Throughout my life, I’ve ascribed countless labels to myself.

When I was younger, I was a…

Student. Anarchist. Atheist. Daughter. Dog walker. Chicagoan. Web designer. Hot mess.

…and dozens of other roles.

Later, I became a…

Jungian Witch. Structural integrator. Yogi. Wife. Nature lover. Writer. 

…and the list goes on. 

While names and categories can certainly be useful, and perhaps even necessary in some cases, they can also distance ourselves from our power and our deeper self.

Let’s look at each effect in turn.

When labels separate us from our power

How often have you heard someone (perhaps even yourself) say:

“That’s just the way I am!”

“That’s just not me.”

“I’m not the kind of person who…”

When we take an aspect of our experience—what we do for work, our relationship status, mental health, physical appearance, opinions and preferences, etc—and we make that synonymous with who we are…

…we risk seeing ourselves through a very narrow lens, and the less of ourselves we can see, the fewer options we have in day-to-day life.

This winnowing down of our options occurs in two ways:

One, if an option isn’t compatible with our current identity, we either can’t see it or we won’t allow ourselves to take advantage of it.

For example, the “light worker” who repeatedly turns down or bungles money-making opportunities, because being financially successful doesn’t compute with their identity. 

(And yes, this same person might bemoan their lack of funds and consciously want precisely the opposite, but identity is a tricky beast…)

The Devil in the Waite-Smith Tarot

Two, if there are parts of ourselves we cannot see because they don’t match with our identity, these parts get pushed into the unconscious. 

And now, these parts, like any unconscious contents, have the ability to heavily influence our choices and actions, but because they’re unconscious, we have no idea what they’re up to. 

The results of these unconscious meddlings simply seem like life events that are happening to us, and we don’t realize that our unseen inner self is playing a central role.

Here again, our options are restricted, this time because our puppet strings are being yanked outside of our awareness. 

As Jung famously said: “Until you make the unconscious conscious, it will direct your life and you will call it fate.”

Labeling can separate us from a sense of responsibility for our own lives (“That’s just the way I am!”), and power and responsibility are intimately connected.

We cannot have true power without taking responsibility. 

Or as Peter Griffin sagely remarked, “With great mustache comes great responsibility.”

If we want to feel—and be—empowered, we must take responsibility for our own lives. 

The choices we make, how we spend our time, what we choose to focus on, how we communicate with ourselves and others, and so forth…

…all of these factors are our personal responsibility.

When we try to skirt around this fact, we start compromising who we really are, what we care about, our soul’s yearnings, and all the other things that make us feel truly alive. 

It’s a high price to pay for an identity.

When labels separate us from our deeper self

Humans—and indeed, all beings—are wildly vast and awe inspiring. 

No label can ever capture the totality of a human being. 

So, if we’re summing up our selfhood in a word or two, we can be sure that this is but a sliver of our deeper self. 

Sure, it might be a sliver that’s quite important (or quite important to the ego—only you can know for sure which), but it’s still just a sliver.

You are more fascinating, more wonderful, more infinite than you can ever know. 

Labels help us parse out the immensity of our true nature into more manageable, bite-sized chunks, which can be useful at times…

…but when we confuse these bites with the whole shebang, we’re shortchanging ourselves, and we’re shortchanging the world that we’re here to impact. 

In our attempts to stake out solid territory in the ever-shifting sands of life, we can set our life in stone. 

Everything, your life very much included, is a process, not a static entity. 

When we try to capture a dynamic animation in a single frame, we’re only getting the merest glimpse at what’s really going on. 

And then, when we make decisions based on that still shot—whether that’s a still of ourselves, another person, or the world around us—we’re left speaking to a part of existence that isn’t changing. 

In other words, a fiction.
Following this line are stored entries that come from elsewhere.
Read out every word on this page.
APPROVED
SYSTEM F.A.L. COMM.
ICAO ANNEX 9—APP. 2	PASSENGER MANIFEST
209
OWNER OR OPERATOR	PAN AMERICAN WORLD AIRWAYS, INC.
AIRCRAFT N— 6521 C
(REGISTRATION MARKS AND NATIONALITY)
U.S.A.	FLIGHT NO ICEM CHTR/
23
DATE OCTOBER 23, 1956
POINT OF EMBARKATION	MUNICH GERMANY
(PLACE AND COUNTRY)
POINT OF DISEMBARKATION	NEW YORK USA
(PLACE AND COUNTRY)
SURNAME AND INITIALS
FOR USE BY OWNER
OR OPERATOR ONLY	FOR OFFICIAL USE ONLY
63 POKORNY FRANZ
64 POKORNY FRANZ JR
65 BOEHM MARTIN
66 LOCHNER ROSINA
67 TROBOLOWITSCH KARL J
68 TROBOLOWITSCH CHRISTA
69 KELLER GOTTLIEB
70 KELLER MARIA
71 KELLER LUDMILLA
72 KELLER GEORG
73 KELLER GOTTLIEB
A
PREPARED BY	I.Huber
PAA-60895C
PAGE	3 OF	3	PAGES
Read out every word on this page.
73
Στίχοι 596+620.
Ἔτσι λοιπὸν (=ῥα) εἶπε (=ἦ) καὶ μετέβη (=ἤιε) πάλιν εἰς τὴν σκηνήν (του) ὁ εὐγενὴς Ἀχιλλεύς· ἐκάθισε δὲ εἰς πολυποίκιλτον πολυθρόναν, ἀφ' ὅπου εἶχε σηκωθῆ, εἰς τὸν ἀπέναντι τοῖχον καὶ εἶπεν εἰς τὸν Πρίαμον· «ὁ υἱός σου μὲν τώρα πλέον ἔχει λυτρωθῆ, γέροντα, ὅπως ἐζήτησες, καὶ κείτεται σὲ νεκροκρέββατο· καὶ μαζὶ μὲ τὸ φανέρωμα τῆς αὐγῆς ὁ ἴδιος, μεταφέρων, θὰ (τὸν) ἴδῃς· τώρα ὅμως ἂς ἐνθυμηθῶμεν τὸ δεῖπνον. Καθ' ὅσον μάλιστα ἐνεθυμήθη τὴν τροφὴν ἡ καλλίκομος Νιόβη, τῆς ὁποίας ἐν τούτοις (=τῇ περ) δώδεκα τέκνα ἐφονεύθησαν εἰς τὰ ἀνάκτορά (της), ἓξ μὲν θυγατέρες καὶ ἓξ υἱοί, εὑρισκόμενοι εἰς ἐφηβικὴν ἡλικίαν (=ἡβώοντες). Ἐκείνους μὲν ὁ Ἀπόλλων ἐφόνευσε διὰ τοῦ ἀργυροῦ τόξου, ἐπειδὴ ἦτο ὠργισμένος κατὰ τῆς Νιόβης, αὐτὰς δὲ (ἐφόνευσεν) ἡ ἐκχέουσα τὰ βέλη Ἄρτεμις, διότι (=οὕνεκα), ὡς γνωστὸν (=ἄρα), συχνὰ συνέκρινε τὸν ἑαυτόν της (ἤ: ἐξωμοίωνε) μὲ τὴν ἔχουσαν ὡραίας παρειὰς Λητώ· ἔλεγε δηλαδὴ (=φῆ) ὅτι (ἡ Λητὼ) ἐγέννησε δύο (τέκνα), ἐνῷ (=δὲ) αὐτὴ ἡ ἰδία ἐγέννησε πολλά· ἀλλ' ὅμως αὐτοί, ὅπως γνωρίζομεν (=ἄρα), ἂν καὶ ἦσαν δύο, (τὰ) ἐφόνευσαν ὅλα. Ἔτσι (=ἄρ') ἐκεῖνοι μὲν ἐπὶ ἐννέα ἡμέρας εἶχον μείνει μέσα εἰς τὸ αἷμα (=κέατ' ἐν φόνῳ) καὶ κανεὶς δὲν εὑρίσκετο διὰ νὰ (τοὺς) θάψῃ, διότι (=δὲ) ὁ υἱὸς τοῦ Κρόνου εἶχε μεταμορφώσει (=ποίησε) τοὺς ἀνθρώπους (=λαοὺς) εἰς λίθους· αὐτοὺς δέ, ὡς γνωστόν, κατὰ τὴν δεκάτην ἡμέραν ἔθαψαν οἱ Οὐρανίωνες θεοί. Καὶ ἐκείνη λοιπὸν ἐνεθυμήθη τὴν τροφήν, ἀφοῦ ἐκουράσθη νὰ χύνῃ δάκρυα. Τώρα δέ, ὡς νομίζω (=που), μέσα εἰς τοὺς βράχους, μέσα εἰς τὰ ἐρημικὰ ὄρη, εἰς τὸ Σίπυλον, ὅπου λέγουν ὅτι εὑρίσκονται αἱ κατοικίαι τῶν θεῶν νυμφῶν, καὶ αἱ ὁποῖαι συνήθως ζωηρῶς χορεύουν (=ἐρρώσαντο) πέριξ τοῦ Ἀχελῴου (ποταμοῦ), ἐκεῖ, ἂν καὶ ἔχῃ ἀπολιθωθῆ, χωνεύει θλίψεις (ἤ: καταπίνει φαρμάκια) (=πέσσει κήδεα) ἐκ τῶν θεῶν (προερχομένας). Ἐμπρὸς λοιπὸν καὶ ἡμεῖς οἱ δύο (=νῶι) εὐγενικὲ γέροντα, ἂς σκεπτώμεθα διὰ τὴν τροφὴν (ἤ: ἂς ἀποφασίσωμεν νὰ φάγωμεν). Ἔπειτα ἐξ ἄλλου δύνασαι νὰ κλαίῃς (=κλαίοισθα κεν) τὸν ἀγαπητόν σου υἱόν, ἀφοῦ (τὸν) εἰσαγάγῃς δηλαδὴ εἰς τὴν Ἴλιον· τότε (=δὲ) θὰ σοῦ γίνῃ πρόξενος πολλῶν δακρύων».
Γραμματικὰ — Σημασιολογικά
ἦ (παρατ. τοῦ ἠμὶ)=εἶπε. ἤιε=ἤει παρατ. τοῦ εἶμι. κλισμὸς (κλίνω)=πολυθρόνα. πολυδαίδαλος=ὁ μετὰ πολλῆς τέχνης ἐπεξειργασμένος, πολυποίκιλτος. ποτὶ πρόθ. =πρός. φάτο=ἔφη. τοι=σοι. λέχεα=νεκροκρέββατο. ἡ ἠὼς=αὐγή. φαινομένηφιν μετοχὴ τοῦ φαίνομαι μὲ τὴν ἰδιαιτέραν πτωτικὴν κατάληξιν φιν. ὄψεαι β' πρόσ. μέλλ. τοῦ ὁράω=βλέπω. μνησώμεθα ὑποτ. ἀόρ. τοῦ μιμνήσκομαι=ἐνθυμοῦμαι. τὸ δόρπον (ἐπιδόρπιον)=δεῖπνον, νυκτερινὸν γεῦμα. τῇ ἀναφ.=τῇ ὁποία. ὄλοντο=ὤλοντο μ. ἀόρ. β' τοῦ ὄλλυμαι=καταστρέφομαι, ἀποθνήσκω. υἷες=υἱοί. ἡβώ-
A mental construct.

Let me say this again: 

Nothing in life is still and unchanging…

…so when we are relating to “fixed identities” (e.g. “that’s just the way I am,” “they’re just a selfish a-hole,” “Life doesn’t work that way”), we are relating to fictions.

This leads to frustrating encounters, both inner and outer, because we’re essentially operating in a fun house hall of mirrors, left wondering why our efforts aren’t having the effect we’d like.

To strip away the veils of illusion, we must be willing to challenge what we think we know…

…including ourselves. 

So, who are you, anyway?

I bet you’re far more incredible than you realize.